En ¨Halson¨, Ewan Mc Gregor encarna al modisto rupturista que revolucionó la moda en la Nueva York de los 60 y 70. Sinónimo de sofisticación y exceso, fue considerado el primer modisto pop star que saltó a la fama con los sombreritos que impuso Jackie Kennedy, a la vez causante de su decadencia cuando un día decidió dejar de usarlos. La biopic sobre el diseñador es un programa ideal para los amantes de la moda, cuenta con impecable diseño de vestuario y el sello Murphy en la realización psicodélica, pero cuando se hurga un poco en la historia y los personajes no hay más que pura cáscara.

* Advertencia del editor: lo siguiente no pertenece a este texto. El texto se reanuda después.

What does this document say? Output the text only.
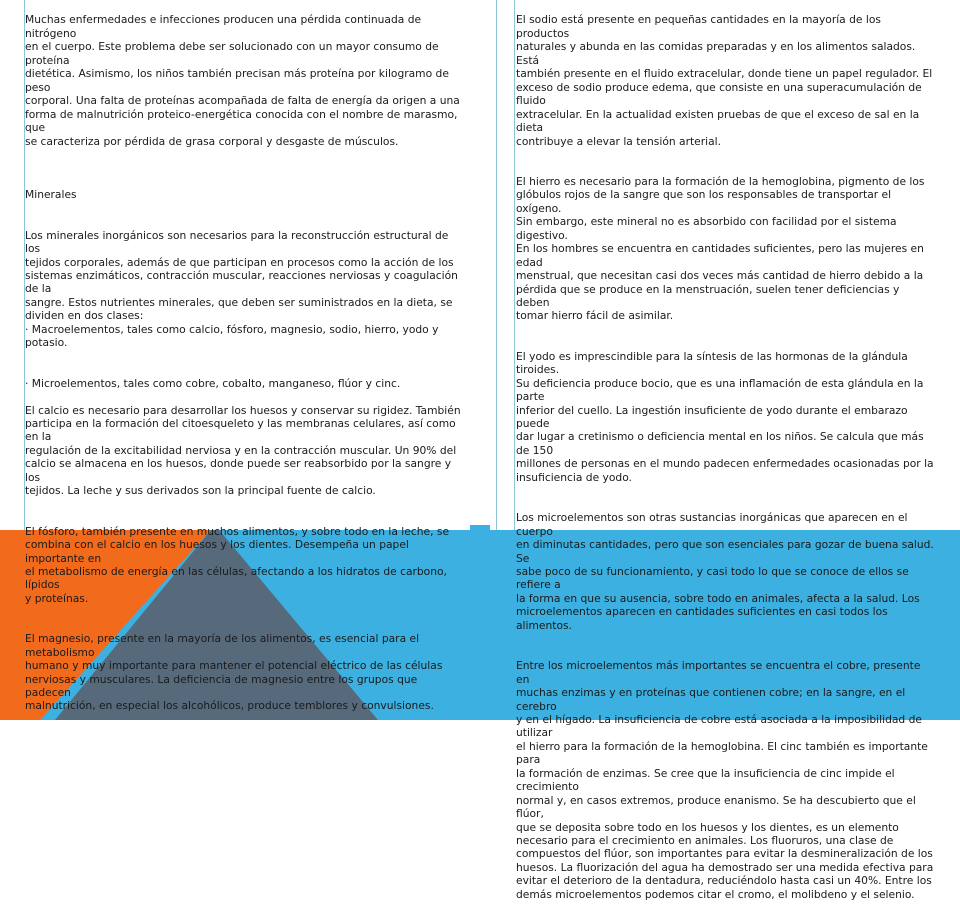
Muchas enfermedades e infecciones producen una pérdida continuada de nitrógeno
en el cuerpo. Este problema debe ser solucionado con un mayor consumo de proteína
dietética. Asimismo, los niños también precisan más proteína por kilogramo de peso
corporal. Una falta de proteínas acompañada de falta de energía da origen a una
forma de malnutrición proteico-energética conocida con el nombre de marasmo, que
se caracteriza por pérdida de grasa corporal y desgaste de músculos.

Minerales

Los minerales inorgánicos son necesarios para la reconstrucción estructural de los
tejidos corporales, además de que participan en procesos como la acción de los
sistemas enzimáticos, contracción muscular, reacciones nerviosas y coagulación de la
sangre. Estos nutrientes minerales, que deben ser suministrados en la dieta, se
dividen en dos clases:
· Macroelementos, tales como calcio, fósforo, magnesio, sodio, hierro, yodo y
potasio.

· Microelementos, tales como cobre, cobalto, manganeso, flúor y cinc.

El calcio es necesario para desarrollar los huesos y conservar su rigidez. También
participa en la formación del citoesqueleto y las membranas celulares, así como en la
regulación de la excitabilidad nerviosa y en la contracción muscular. Un 90% del
calcio se almacena en los huesos, donde puede ser reabsorbido por la sangre y los
tejidos. La leche y sus derivados son la principal fuente de calcio.

El fósforo, también presente en muchos alimentos, y sobre todo en la leche, se
combina con el calcio en los huesos y los dientes. Desempeña un papel importante en
el metabolismo de energía en las células, afectando a los hidratos de carbono, lípidos
y proteínas.

El magnesio, presente en la mayoría de los alimentos, es esencial para el metabolismo
humano y muy importante para mantener el potencial eléctrico de las células
nerviosas y musculares. La deficiencia de magnesio entre los grupos que padecen
malnutrición, en especial los alcohólicos, produce temblores y convulsiones.

El sodio está presente en pequeñas cantidades en la mayoría de los productos
naturales y abunda en las comidas preparadas y en los alimentos salados. Está
también presente en el fluido extracelular, donde tiene un papel regulador. El
exceso de sodio produce edema, que consiste en una superacumulación de fluido
extracelular. En la actualidad existen pruebas de que el exceso de sal en la dieta
contribuye a elevar la tensión arterial.

El hierro es necesario para la formación de la hemoglobina, pigmento de los
glóbulos rojos de la sangre que son los responsables de transportar el oxígeno.
Sin embargo, este mineral no es absorbido con facilidad por el sistema digestivo.
En los hombres se encuentra en cantidades suficientes, pero las mujeres en edad
menstrual, que necesitan casi dos veces más cantidad de hierro debido a la
pérdida que se produce en la menstruación, suelen tener deficiencias y deben
tomar hierro fácil de asimilar.

El yodo es imprescindible para la síntesis de las hormonas de la glándula tiroides.
Su deficiencia produce bocio, que es una inflamación de esta glándula en la parte
inferior del cuello. La ingestión insuficiente de yodo durante el embarazo puede
dar lugar a cretinismo o deficiencia mental en los niños. Se calcula que más de 150
millones de personas en el mundo padecen enfermedades ocasionadas por la
insuficiencia de yodo.

Los microelementos son otras sustancias inorgánicas que aparecen en el cuerpo
en diminutas cantidades, pero que son esenciales para gozar de buena salud. Se
sabe poco de su funcionamiento, y casi todo lo que se conoce de ellos se refiere a
la forma en que su ausencia, sobre todo en animales, afecta a la salud. Los
microelementos aparecen en cantidades suficientes en casi todos los alimentos.

Entre los microelementos más importantes se encuentra el cobre, presente en
muchas enzimas y en proteínas que contienen cobre; en la sangre, en el cerebro
y en el hígado. La insuficiencia de cobre está asociada a la imposibilidad de utilizar
el hierro para la formación de la hemoglobina. El cinc también es importante para
la formación de enzimas. Se cree que la insuficiencia de cinc impide el crecimiento
normal y, en casos extremos, produce enanismo. Se ha descubierto que el flúor,
que se deposita sobre todo en los huesos y los dientes, es un elemento
necesario para el crecimiento en animales. Los fluoruros, una clase de
compuestos del flúor, son importantes para evitar la desmineralización de los
huesos. La fluorización del agua ha demostrado ser una medida efectiva para
evitar el deterioro de la dentadura, reduciéndolo hasta casi un 40%. Entre los
demás microelementos podemos citar el cromo, el molibdeno y el selenio.
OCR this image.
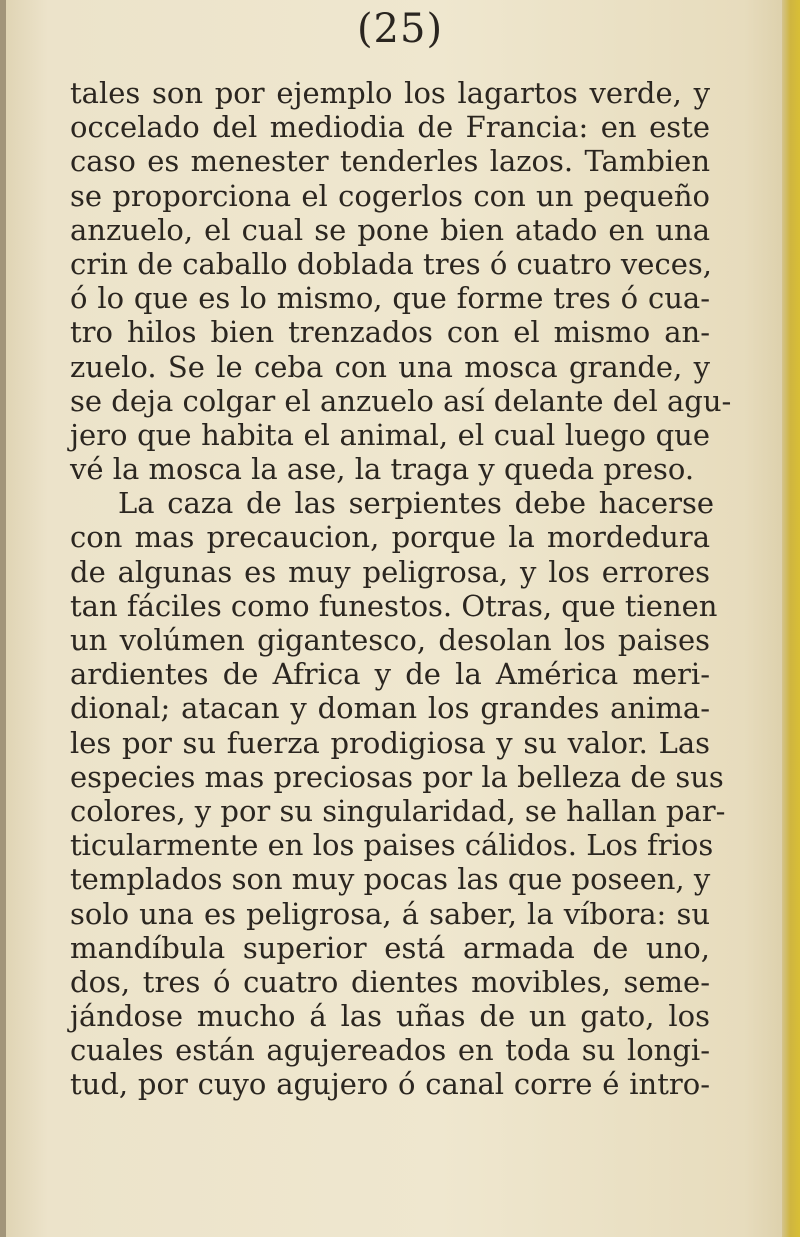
(25)
tales son por ejemplo los lagartos verde, y
occelado del mediodia de Francia: en este
caso es menester tenderles lazos. Tambien
se proporciona el cogerlos con un pequeño
anzuelo, el cual se pone bien atado en una
crin de caballo doblada tres ó cuatro veces,
ó lo que es lo mismo, que forme tres ó cua-
tro hilos bien trenzados con el mismo an-
zuelo. Se le ceba con una mosca grande, y
se deja colgar el anzuelo así delante del agu-
jero que habita el animal, el cual luego que
vé la mosca la ase, la traga y queda preso.
La caza de las serpientes debe hacerse
con mas precaucion, porque la mordedura
de algunas es muy peligrosa, y los errores
tan fáciles como funestos. Otras, que tienen
un volúmen gigantesco, desolan los paises
ardientes de Africa y de la América meri-
dional; atacan y doman los grandes anima-
les por su fuerza prodigiosa y su valor. Las
especies mas preciosas por la belleza de sus
colores, y por su singularidad, se hallan par-
ticularmente en los paises cálidos. Los frios
templados son muy pocas las que poseen, y
solo una es peligrosa, á saber, la víbora: su
mandíbula superior está armada de uno,
dos, tres ó cuatro dientes movibles, seme-
jándose mucho á las uñas de un gato, los
cuales están agujereados en toda su longi-
tud, por cuyo agujero ó canal corre é intro-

Vale decir, la receta de un éxito queda demasiado expuesta y evidencia que el resultado no es más que los que los algoritmos de Netflix empujan a incluir: infancia sufrida, selfmade man, diversidad, inclusión y tono LGBT, como ya se vio en ¨Hollywood¨, a diferencia de otras producciones previas, más chispeantes y menos correctas como ¨Glee¨ o ¨American Horror Story¨. En ¨Versace¨ Murphy también abordó la vida de un diseñador gay pero lo interesante era el énfasis en la vida del asesino serial que terminó con la vida de Versace y colocó al modisto en un lugar periférico y más misterioso.

Halston es un personaje sumamente interesante pero en la serie se queda en las pinceladas de personalidad y carece de hondura dramática. Murphy dijo que era una historia con moraleja sobre la fama, las drogas y el sexo y por ello se lo ve abusando de la cocaína, el vodka, el caviar y el pago por sexo con toda clase de hombres. Fue dueño también de un emporio de la moda basado en un amor propio que construyó lejos de la agonía sufrida a manos de un padre ausente y una madre a quien le diseñó sus primeros sombreros.

Si bien resulta simpático que en su historia se cuelen Liza Minnelli o la joyera Elsa Peretti como sus musas, las ¨Halsonettes¨, esta nueva producción de Murphy no está a la altura de las anteriores. No por nada son tan sólo cinco capítulos.